I gave a couple of examples hoping that it would help to understand what we’re talking about here. These are just examples and the fees are just there. It didn’t come from anybody’s fee schedule. 20605 – If we were going to do that bilaterally, the fee that you see there for $40 isn’t for two, it’s for one. If you look at code 20610 and we only did that as a single procedure, the allowed amount for that one is $50.
So, if 20605is $40, 20610 is $50, which one is the highest paying procedure code? The 20610 is. So that one would get paid at full, the 100%, and then the20605 with the 50 modifier would get paid at half and half, so $20 + $20, and that one would be $40.
In the next example, all I did was put the 50 modifier on the 20610. That one is going to get paid at full and then a half to equal up your 150, so that has $75; and then your 20605 is going to get paid at half, which would be $20.

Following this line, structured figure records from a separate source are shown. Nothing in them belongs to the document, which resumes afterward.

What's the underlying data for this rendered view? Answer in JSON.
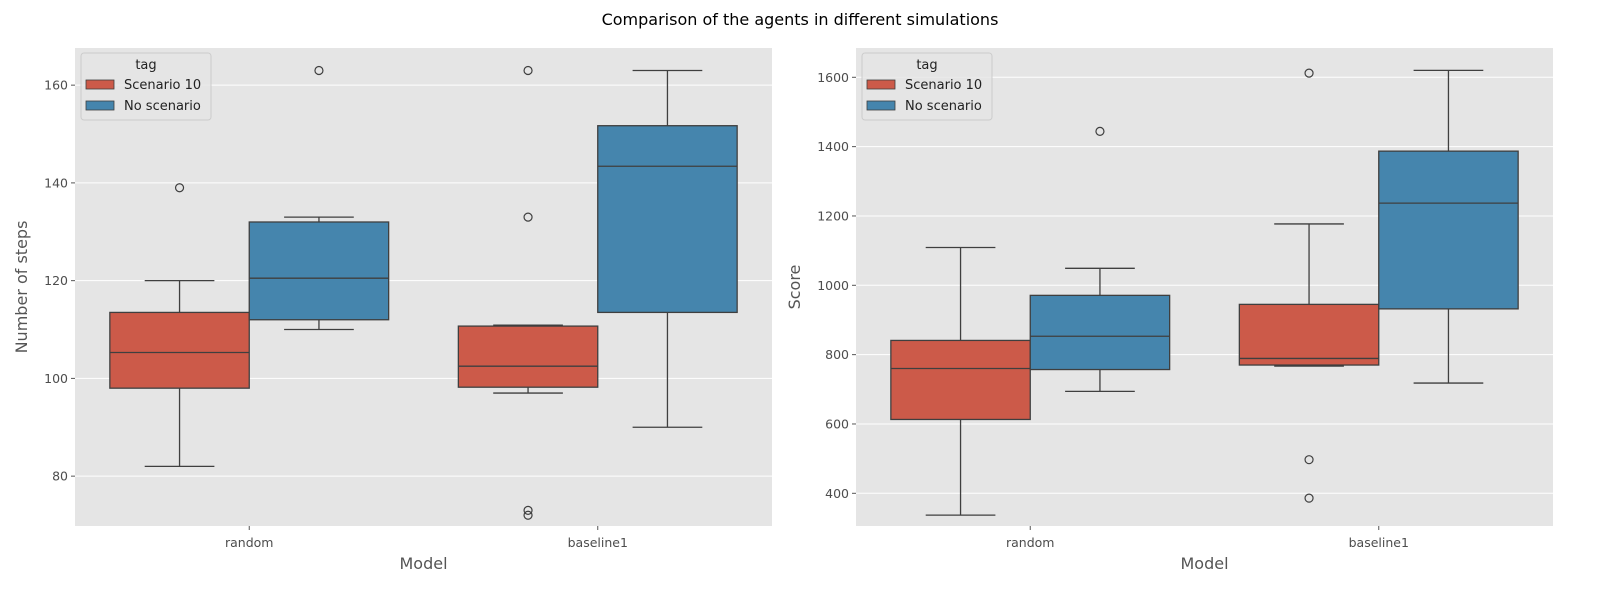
{
  "figure": {
    "title": "Comparison of the agents in different simulations"
  },
  "colors": {
    "panel_bg": "#e5e5e5",
    "grid": "#ffffff",
    "line": "#3f3f3f",
    "series": [
      "#cc5a49",
      "#4585ad"
    ]
  },
  "chart_data": [
    {
      "type": "box",
      "title": "",
      "xlabel": "Model",
      "ylabel": "Number of steps",
      "categories": [
        "random",
        "baseline1"
      ],
      "ylim": [
        69.8,
        167.6
      ],
      "yticks": [
        80,
        100,
        120,
        140,
        160
      ],
      "grid": true,
      "legend": {
        "title": "tag",
        "placement": "top-left",
        "entries": [
          "Scenario 10",
          "No scenario"
        ]
      },
      "series": [
        {
          "name": "Scenario 10",
          "boxes": [
            {
              "category": "random",
              "whisker_low": 82,
              "q1": 98,
              "median": 105.3,
              "q3": 113.5,
              "whisker_high": 120,
              "outliers": [
                139
              ]
            },
            {
              "category": "baseline1",
              "whisker_low": 97,
              "q1": 98.2,
              "median": 102.5,
              "q3": 110.7,
              "whisker_high": 110.9,
              "outliers": [
                163,
                133,
                73,
                72
              ]
            }
          ]
        },
        {
          "name": "No scenario",
          "boxes": [
            {
              "category": "random",
              "whisker_low": 110,
              "q1": 112,
              "median": 120.5,
              "q3": 132,
              "whisker_high": 133,
              "outliers": [
                163
              ]
            },
            {
              "category": "baseline1",
              "whisker_low": 90,
              "q1": 113.5,
              "median": 143.4,
              "q3": 151.7,
              "whisker_high": 163,
              "outliers": []
            }
          ]
        }
      ]
    },
    {
      "type": "box",
      "title": "",
      "xlabel": "Model",
      "ylabel": "Score",
      "categories": [
        "random",
        "baseline1"
      ],
      "ylim": [
        305.7,
        1684.5
      ],
      "yticks": [
        400,
        600,
        800,
        1000,
        1200,
        1400,
        1600
      ],
      "grid": true,
      "legend": {
        "title": "tag",
        "placement": "top-left",
        "entries": [
          "Scenario 10",
          "No scenario"
        ]
      },
      "series": [
        {
          "name": "Scenario 10",
          "boxes": [
            {
              "category": "random",
              "whisker_low": 337,
              "q1": 613,
              "median": 760,
              "q3": 841,
              "whisker_high": 1109,
              "outliers": []
            },
            {
              "category": "baseline1",
              "whisker_low": 767,
              "q1": 770,
              "median": 789,
              "q3": 945,
              "whisker_high": 1177,
              "outliers": [
                1612,
                497,
                386
              ]
            }
          ]
        },
        {
          "name": "No scenario",
          "boxes": [
            {
              "category": "random",
              "whisker_low": 694,
              "q1": 757,
              "median": 853,
              "q3": 971,
              "whisker_high": 1049,
              "outliers": [
                1444
              ]
            },
            {
              "category": "baseline1",
              "whisker_low": 718,
              "q1": 932,
              "median": 1237,
              "q3": 1387,
              "whisker_high": 1620,
              "outliers": []
            }
          ]
        }
      ]
    }
  ]
}
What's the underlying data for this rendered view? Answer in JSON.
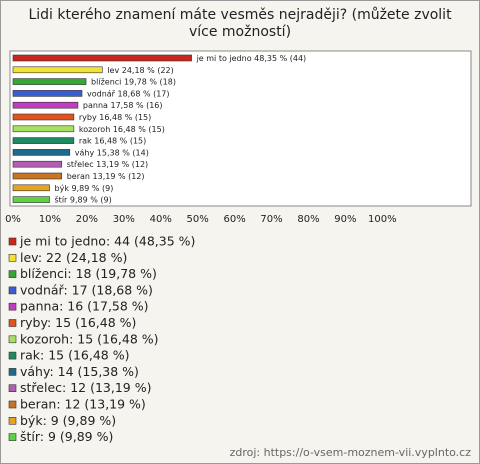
{
  "chart_data": {
    "type": "hbar",
    "title": "Lidi kterého znamení máte vesměs nejraději? (můžete zvolit více možností)",
    "categories": [
      "je mi to jedno",
      "lev",
      "blíženci",
      "vodnář",
      "panna",
      "ryby",
      "kozoroh",
      "rak",
      "váhy",
      "střelec",
      "beran",
      "býk",
      "štír"
    ],
    "values": [
      48.35,
      24.18,
      19.78,
      18.68,
      17.58,
      16.48,
      16.48,
      16.48,
      15.38,
      13.19,
      13.19,
      9.89,
      9.89
    ],
    "value_labels": [
      "48,35 % (44)",
      "24,18 % (22)",
      "19,78 % (18)",
      "18,68 % (17)",
      "17,58 % (16)",
      "16,48 % (15)",
      "16,48 % (15)",
      "16,48 % (15)",
      "15,38 % (14)",
      "13,19 % (12)",
      "13,19 % (12)",
      "9,89 % (9)",
      "9,89 % (9)"
    ],
    "colors": [
      "#c8281c",
      "#f2e234",
      "#34a834",
      "#3c5cd2",
      "#c23cc2",
      "#e0521e",
      "#a8e064",
      "#1f8a62",
      "#1f6a8a",
      "#b45cb4",
      "#c87422",
      "#e6a422",
      "#5cd244"
    ],
    "legend_labels": [
      "je mi to jedno: 44 (48,35 %)",
      "lev: 22 (24,18 %)",
      "blíženci: 18 (19,78 %)",
      "vodnář: 17 (18,68 %)",
      "panna: 16 (17,58 %)",
      "ryby: 15 (16,48 %)",
      "kozoroh: 15 (16,48 %)",
      "rak: 15 (16,48 %)",
      "váhy: 14 (15,38 %)",
      "střelec: 12 (13,19 %)",
      "beran: 12 (13,19 %)",
      "býk: 9 (9,89 %)",
      "štír: 9 (9,89 %)"
    ],
    "xlim": [
      0,
      124
    ],
    "xticks": [
      {
        "value": 0,
        "label": "0%"
      },
      {
        "value": 10,
        "label": "10%"
      },
      {
        "value": 20,
        "label": "20%"
      },
      {
        "value": 30,
        "label": "30%"
      },
      {
        "value": 40,
        "label": "40%"
      },
      {
        "value": 50,
        "label": "50%"
      },
      {
        "value": 60,
        "label": "60%"
      },
      {
        "value": 70,
        "label": "70%"
      },
      {
        "value": 80,
        "label": "80%"
      },
      {
        "value": 90,
        "label": "90%"
      },
      {
        "value": 100,
        "label": "100%"
      }
    ],
    "grid": false,
    "source": "zdroj: https://o-vsem-moznem-vii.vyplnto.cz"
  }
}
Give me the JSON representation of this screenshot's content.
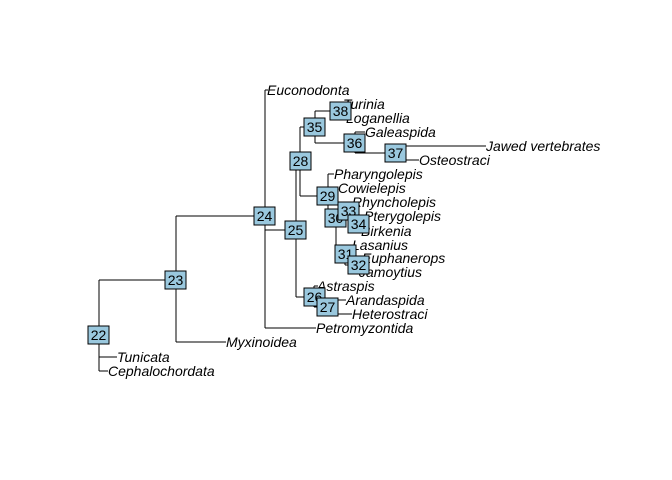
{
  "tree": {
    "tips": [
      "Euconodonta",
      "Turinia",
      "Loganellia",
      "Galeaspida",
      "Jawed vertebrates",
      "Osteostraci",
      "Pharyngolepis",
      "Cowielepis",
      "Rhyncholepis",
      "Pterygolepis",
      "Birkenia",
      "Lasanius",
      "Euphanerops",
      "Jamoytius",
      "Astraspis",
      "Arandaspida",
      "Heterostraci",
      "Petromyzontida",
      "Myxinoidea",
      "Tunicata",
      "Cephalochordata"
    ],
    "node_labels": [
      "22",
      "23",
      "24",
      "25",
      "26",
      "27",
      "28",
      "29",
      "30",
      "31",
      "32",
      "33",
      "34",
      "35",
      "36",
      "37",
      "38"
    ],
    "colors": {
      "node_fill": "#9ac8de",
      "branch": "#000000"
    }
  }
}
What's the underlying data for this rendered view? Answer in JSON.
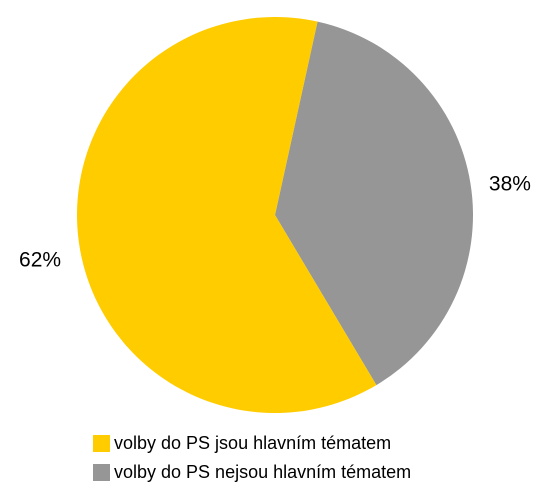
{
  "chart_data": {
    "type": "pie",
    "categories": [
      "volby do PS jsou hlavním tématem",
      "volby do PS nejsou hlavním tématem"
    ],
    "values": [
      62,
      38
    ],
    "value_labels": [
      "62%",
      "38%"
    ],
    "colors": [
      "#ffcc00",
      "#969696"
    ],
    "legend": "bottom"
  }
}
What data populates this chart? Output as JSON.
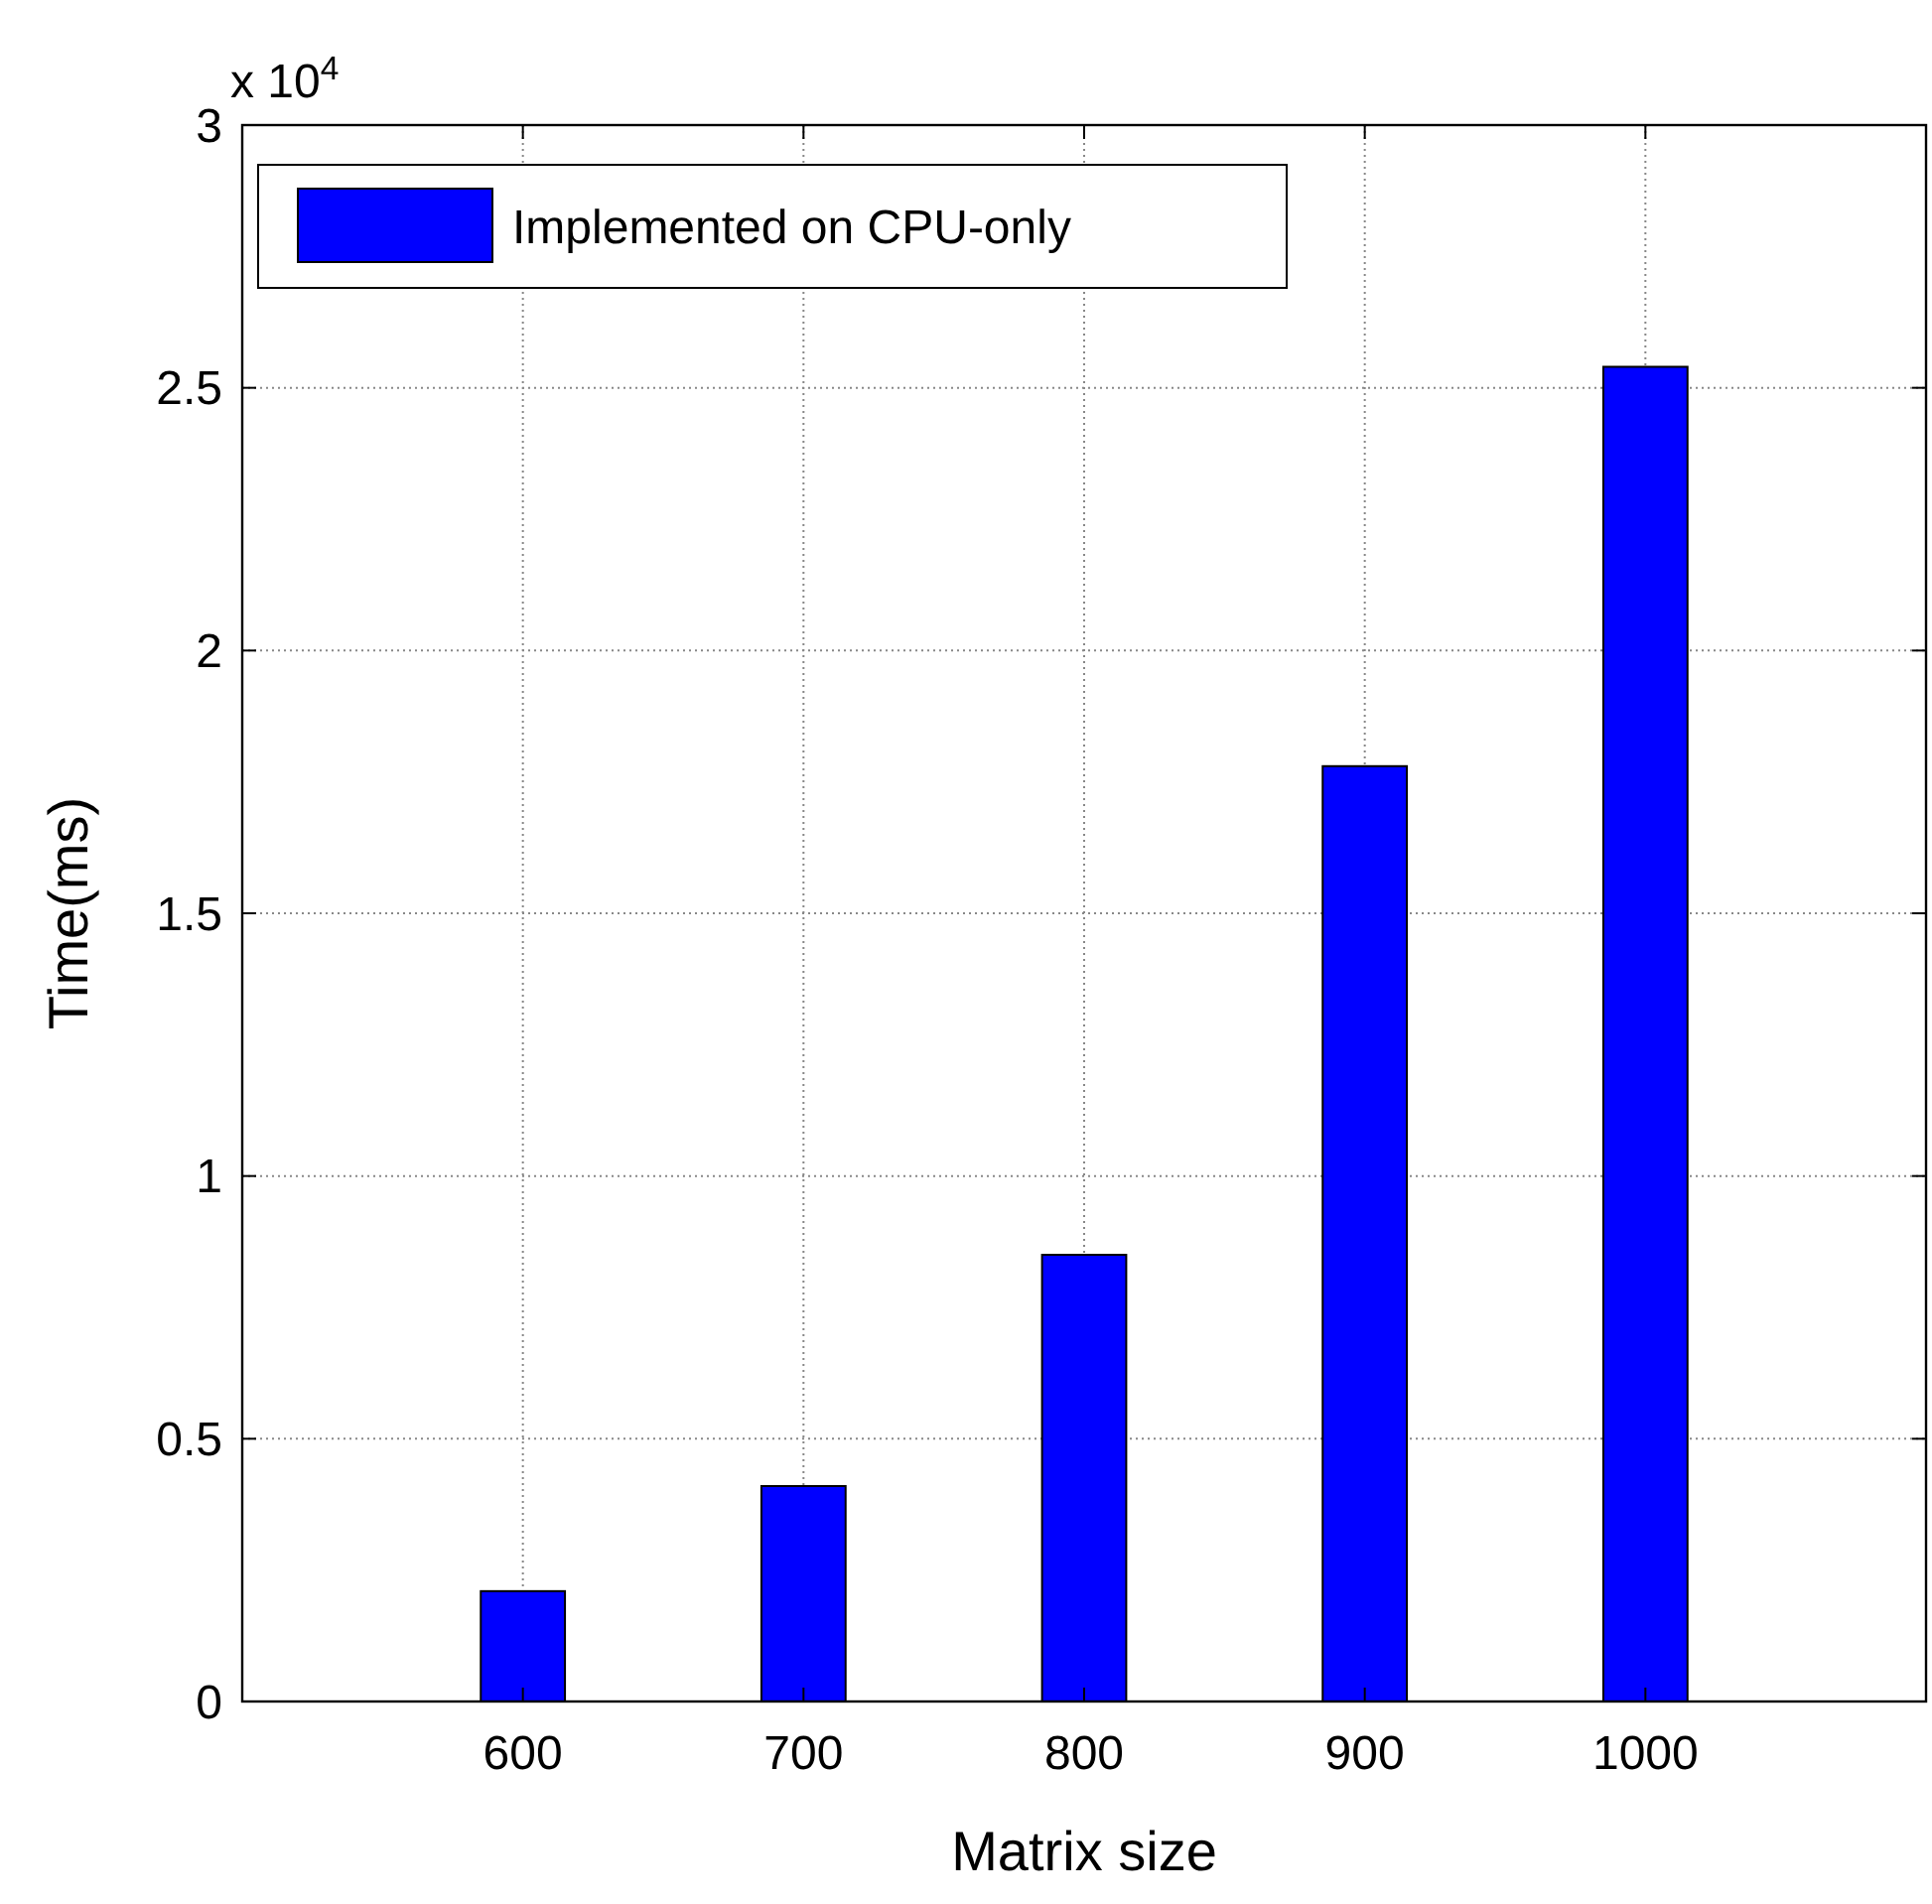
{
  "chart_data": {
    "type": "bar",
    "xlabel": "Matrix size",
    "ylabel": "Time(ms)",
    "annotations": [
      "x 10$^{4}$"
    ],
    "x": [
      600,
      700,
      800,
      900,
      1000
    ],
    "series": [
      {
        "name": "Implemented on CPU-only",
        "color": "#0000ff",
        "values": [
          0.21,
          0.41,
          0.85,
          1.78,
          2.54
        ]
      }
    ],
    "xlim": [
      500,
      1100
    ],
    "xticks": [
      600,
      700,
      800,
      900,
      1000
    ],
    "ylim": [
      0,
      3
    ],
    "yticks": [
      0,
      0.5,
      1,
      1.5,
      2,
      2.5,
      3
    ],
    "grid": true,
    "legend": "top left"
  }
}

So, I broke it down so that hopefully if I confused you in the first two little examples, this one is a little bit better. We’re going to still stay with the 20605 and the 20610, and just click the RT, LT there; so, $40, $50, $50 for single line. One of those 20610 is going to get paid at 100% following multiple surgery payment rules, the other procedures going to get paid at half, and then the next procedure is going to get paid at half.
Now, in the next example, we have two procedures that have a 50 modifier on it. The same rules apply, which one has the highest value? In this case, 31267 has the highest value for a single line, not with the 50 modifier, just a single. That one would get paid at 100% and then because it’s bilateral, the other side is going to get paid at half of that. 31276 because it has a 50, its going to get paid a half and half; and then 30520 was a single procedure and it’s going to get paid at half too because we’re using those multiple surgery payment rules for that.